Por EduardoLuis Aguirre.
La clase media es uno de los objetos de análisis que más desvelos ha causado a la sociología desde su aparición como tal, o desde su delimitación convencional como sujeto colectivo dentro del sistema capitalista temprano.
Históricamente ligada a los servicios, a los pequeños emprendimientos industriales, comerciales o financieros, a los profesionales prósperos del capitalismo o a los rentistas, su particular y endeble inserción en la estructura de clases moldeó sus hábitos, su sistema de creencias y su escala de valores.
En suma, su cultura, orgullosamente exhibida –en nuestro país- como pura descendencia de “los barcos”, y fervorosamente despreciativa de lo criollo y lo indígena. Una cultura que hace un culto del esfuerzo individual, el ahorro, la educación y el trabajo como forma de ascenso social.
También forman parte de ese bagaje cultural sus miedos (que encubren un temor fundante, mayor, al descenso social, a la caída, a perderlo todo) , su desconfianza frente a los cambios, por ende su mayoritario conservadurismo y una permanente actitud tributaria respecto de las clases dominantes, con las que se identificó históricamente, pese a ser uno de los sectores que también sufren la expoliación y la explotación capitalista y la dependencia imperial, casi tanto como los sectores subalternos a los que tanto desdeña y anatemiza.

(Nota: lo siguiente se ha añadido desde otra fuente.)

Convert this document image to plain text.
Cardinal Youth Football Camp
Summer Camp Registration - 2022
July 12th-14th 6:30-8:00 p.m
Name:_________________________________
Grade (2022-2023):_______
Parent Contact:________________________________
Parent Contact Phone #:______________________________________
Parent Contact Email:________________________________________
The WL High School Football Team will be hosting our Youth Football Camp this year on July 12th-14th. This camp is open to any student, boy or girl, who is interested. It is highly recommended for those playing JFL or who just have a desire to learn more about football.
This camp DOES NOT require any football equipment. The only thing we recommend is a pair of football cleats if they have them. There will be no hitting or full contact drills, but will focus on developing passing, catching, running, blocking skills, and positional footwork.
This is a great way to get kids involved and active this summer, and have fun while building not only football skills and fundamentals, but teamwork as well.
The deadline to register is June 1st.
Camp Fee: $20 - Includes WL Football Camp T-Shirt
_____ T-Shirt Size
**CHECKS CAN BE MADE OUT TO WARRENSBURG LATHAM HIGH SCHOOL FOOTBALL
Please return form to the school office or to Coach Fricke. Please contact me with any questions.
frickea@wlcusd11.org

Dice Ezequiel Adamovsky : “ En el fértil suelo que ofrecía esa sociedad compleja y cambiante fue arraigando lentamente, a partir de los años veinte, la identidad de "clase media". Imaginarse como "clase media" ofrecía a muchos la posibilidad de reclamar para sí la respetabilidad tan ansiada; aunque no pertenecieran a la élite, podían de ese modo dejar en claro que tampoco eran parte de la chusma de clase baja. Pero la nueva identidad no surgió de modo casual ni espontáneo. La expresión "clase media" comenzó a ser utilizada por ciertos intelectuales a partir de 1920 con fines políticos precisos” [1]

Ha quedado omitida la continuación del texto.